Suicide? Euthanasie? Mort naturelle? On ignorait hier les raisons du décès de Chantal Sébire. Mais sa mort relance le débat sur la fin de vie.

Le mystère sur les circonstances de la mort de Chantal Sébire, dont le corps a été découvert par sa fille mercredi à son domicile de Plombières-les-Dijon (Côte-d'Or), restait entier jeudi alors que se posait, selon la Justice, la question de son «autopsie».

Suicide? Mme Sébire y était «violemment hostile».

Euthanasie active? Elle la souhaitait avec force depuis des semaines mais la Justice, conformément à la législation en vigueur, l'a refusée lundi dernier.

Alors décès naturel? Chantal Sébire «souffrait d'une maladie potentiellement mortelle», une «esthesioneuroblastome», maladie orpheline et incurable, a rappelé jeudi à l'AFP son médecin traitant Emmanuel Debost.

Jeudi, le procureur de la République de Dijon, Jean-Pierre Alacchi, «en l'état actuel des investigations», n'avait toujours pas tranché. «Il n'y a à cette heure pas d'éléments suffisants» pour déterminer les causes de la mort de Mme Sébire, a déclaré Alacchi à l'AFP, reportant ainsi toute communication officielle.

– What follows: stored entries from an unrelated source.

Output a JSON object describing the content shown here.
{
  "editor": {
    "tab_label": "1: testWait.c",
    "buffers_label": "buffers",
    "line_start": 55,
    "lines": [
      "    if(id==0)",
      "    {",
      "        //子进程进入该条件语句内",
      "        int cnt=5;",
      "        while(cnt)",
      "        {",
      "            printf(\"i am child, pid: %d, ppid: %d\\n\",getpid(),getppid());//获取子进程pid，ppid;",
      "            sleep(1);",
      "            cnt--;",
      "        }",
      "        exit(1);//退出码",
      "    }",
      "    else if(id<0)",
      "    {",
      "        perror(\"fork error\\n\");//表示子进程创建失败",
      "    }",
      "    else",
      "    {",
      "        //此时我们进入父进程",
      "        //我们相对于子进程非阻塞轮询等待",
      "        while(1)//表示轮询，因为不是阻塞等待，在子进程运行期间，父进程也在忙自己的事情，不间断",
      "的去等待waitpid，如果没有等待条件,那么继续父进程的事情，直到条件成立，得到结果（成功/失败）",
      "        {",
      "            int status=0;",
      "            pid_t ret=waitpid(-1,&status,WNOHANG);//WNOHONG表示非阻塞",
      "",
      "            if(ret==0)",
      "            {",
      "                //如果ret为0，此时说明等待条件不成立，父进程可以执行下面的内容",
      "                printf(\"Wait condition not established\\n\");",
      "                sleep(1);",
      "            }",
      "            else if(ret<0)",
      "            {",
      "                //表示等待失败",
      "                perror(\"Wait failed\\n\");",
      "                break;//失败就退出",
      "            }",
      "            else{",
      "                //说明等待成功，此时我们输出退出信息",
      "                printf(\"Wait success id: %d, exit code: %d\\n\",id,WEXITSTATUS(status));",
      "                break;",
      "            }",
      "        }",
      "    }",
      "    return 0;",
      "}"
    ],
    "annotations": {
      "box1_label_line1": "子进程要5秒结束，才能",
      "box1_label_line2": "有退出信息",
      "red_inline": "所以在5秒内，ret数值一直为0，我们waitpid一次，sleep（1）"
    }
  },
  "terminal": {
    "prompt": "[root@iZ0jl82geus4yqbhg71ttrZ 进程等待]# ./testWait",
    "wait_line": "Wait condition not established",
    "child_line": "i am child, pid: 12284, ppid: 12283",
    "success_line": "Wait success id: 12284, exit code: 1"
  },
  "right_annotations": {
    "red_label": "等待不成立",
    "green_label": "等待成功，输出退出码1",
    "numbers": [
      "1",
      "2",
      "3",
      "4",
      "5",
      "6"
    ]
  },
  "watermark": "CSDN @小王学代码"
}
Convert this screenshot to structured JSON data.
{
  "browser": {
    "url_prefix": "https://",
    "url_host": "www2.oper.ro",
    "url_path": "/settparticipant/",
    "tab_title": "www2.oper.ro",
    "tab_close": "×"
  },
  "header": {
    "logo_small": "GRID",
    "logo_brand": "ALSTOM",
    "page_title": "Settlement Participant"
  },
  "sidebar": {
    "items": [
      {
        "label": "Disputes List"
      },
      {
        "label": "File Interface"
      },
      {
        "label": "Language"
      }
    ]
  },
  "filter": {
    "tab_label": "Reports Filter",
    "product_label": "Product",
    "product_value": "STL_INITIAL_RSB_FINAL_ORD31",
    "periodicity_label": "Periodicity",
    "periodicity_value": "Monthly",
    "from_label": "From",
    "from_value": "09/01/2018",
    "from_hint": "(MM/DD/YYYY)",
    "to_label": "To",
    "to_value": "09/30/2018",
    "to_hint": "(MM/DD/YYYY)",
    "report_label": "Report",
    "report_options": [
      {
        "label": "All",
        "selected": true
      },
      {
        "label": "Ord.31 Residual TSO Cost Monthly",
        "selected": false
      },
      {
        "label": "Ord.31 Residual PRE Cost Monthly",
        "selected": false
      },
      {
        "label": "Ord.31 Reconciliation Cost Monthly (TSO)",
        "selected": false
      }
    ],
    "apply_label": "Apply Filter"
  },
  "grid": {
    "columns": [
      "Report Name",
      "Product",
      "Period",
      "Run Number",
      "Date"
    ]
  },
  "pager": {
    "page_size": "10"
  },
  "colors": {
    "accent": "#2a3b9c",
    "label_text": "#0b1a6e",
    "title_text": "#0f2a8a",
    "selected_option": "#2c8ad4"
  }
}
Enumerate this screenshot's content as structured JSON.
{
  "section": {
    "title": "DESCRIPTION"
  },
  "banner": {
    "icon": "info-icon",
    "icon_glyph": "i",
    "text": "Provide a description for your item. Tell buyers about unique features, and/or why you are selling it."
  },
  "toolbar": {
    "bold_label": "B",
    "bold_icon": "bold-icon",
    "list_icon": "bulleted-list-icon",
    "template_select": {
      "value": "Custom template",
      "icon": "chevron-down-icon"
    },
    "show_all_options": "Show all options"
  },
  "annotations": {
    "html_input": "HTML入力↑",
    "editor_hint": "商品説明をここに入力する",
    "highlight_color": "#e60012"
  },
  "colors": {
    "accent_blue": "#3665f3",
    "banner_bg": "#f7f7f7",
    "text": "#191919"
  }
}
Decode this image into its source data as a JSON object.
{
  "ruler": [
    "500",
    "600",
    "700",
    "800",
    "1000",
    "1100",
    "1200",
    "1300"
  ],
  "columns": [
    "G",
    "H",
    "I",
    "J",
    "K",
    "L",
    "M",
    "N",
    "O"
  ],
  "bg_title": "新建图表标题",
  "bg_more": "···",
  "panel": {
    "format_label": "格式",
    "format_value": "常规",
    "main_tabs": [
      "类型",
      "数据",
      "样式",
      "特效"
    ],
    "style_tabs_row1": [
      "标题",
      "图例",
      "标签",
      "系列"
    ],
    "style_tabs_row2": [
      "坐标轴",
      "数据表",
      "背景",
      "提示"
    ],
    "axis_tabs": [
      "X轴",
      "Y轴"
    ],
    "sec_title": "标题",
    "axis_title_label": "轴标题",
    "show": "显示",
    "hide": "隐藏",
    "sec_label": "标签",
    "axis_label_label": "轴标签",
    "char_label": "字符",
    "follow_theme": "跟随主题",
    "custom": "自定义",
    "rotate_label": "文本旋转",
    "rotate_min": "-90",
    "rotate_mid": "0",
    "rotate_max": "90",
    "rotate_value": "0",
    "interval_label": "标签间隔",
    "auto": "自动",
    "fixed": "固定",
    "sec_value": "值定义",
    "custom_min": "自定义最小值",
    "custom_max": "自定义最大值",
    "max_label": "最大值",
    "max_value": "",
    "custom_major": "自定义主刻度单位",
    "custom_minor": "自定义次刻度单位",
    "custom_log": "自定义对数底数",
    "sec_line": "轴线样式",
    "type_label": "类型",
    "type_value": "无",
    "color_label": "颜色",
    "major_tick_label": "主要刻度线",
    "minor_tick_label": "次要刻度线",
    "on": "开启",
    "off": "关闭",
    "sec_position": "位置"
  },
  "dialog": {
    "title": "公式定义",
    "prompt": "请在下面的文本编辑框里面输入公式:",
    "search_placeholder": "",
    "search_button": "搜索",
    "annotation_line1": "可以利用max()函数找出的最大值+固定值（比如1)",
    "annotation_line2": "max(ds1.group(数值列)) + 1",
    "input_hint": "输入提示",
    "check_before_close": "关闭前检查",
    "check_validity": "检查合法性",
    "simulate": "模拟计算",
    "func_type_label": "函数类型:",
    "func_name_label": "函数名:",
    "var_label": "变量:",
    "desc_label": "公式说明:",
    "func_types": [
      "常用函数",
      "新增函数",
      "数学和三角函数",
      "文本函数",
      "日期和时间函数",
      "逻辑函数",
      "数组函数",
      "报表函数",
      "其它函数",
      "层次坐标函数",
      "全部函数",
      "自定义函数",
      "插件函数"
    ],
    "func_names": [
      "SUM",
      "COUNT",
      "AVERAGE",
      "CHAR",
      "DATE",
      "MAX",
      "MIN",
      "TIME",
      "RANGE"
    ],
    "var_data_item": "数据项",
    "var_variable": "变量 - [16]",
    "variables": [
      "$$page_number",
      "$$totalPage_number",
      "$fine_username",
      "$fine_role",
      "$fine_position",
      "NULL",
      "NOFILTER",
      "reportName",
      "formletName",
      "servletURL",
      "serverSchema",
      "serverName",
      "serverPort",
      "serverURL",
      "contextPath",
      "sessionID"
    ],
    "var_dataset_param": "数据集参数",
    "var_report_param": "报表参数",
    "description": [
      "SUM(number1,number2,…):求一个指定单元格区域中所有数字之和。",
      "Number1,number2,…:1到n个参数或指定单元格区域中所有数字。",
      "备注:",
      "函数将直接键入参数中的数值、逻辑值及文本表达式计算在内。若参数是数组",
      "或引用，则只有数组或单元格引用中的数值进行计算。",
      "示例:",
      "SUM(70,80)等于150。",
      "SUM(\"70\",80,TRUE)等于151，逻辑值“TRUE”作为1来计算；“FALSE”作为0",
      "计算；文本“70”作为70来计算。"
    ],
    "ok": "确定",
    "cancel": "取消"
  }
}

Une autopsie était dès lors envisagée. «S'ils font l'autopsie c'est honteux», s'est insurgé Me Gilles Antonowicz l'avocat de Chantal Sébire. «Si Mme Sébire s'était jetée dans le canal (de Bourgogne) tout proche de son appartement, il n'y aurait pas eu d'enquête et là ils feraient une autopsie comme ils l'ont faite pour le fils de Marie Humbert» qui avait aidé son fils tétraplégique à mourir en 2003, a encore fustigé Me Antonowicz.

Au-delà de la très forte émotion suscitée par la médiatisation dès fin février de ce douloureux dossier, le cas de Chantal Sébire aura, cinq ans après l'affaire Humbert, relancé le débat sur l'euthanasie active légale comme elle est pratiquée dans plusieurs pays d'Europe, dont la Belgique. Un médecin belge avait d'ailleurs proposé à Chantal Sébire de l'euthanasier. Le Professeur Pete Hoebeke, avait proposé à Chantal Sébire de l'euthanasier tout en rappelant que la Belgique, «et son hôpital en particulier», n'a «pas l'ambition de devenir le thanatorium de l'Europe», selon Le Monde daté de vendredi. Ce médecin à l'hôpital universitaire de Gand explique que «cinq patients étrangers en grande souffrance se sont fait euthanasier» en Belgique depuis 2002, en vertu de la législation européenne sur les soins prodigués à l'étranger.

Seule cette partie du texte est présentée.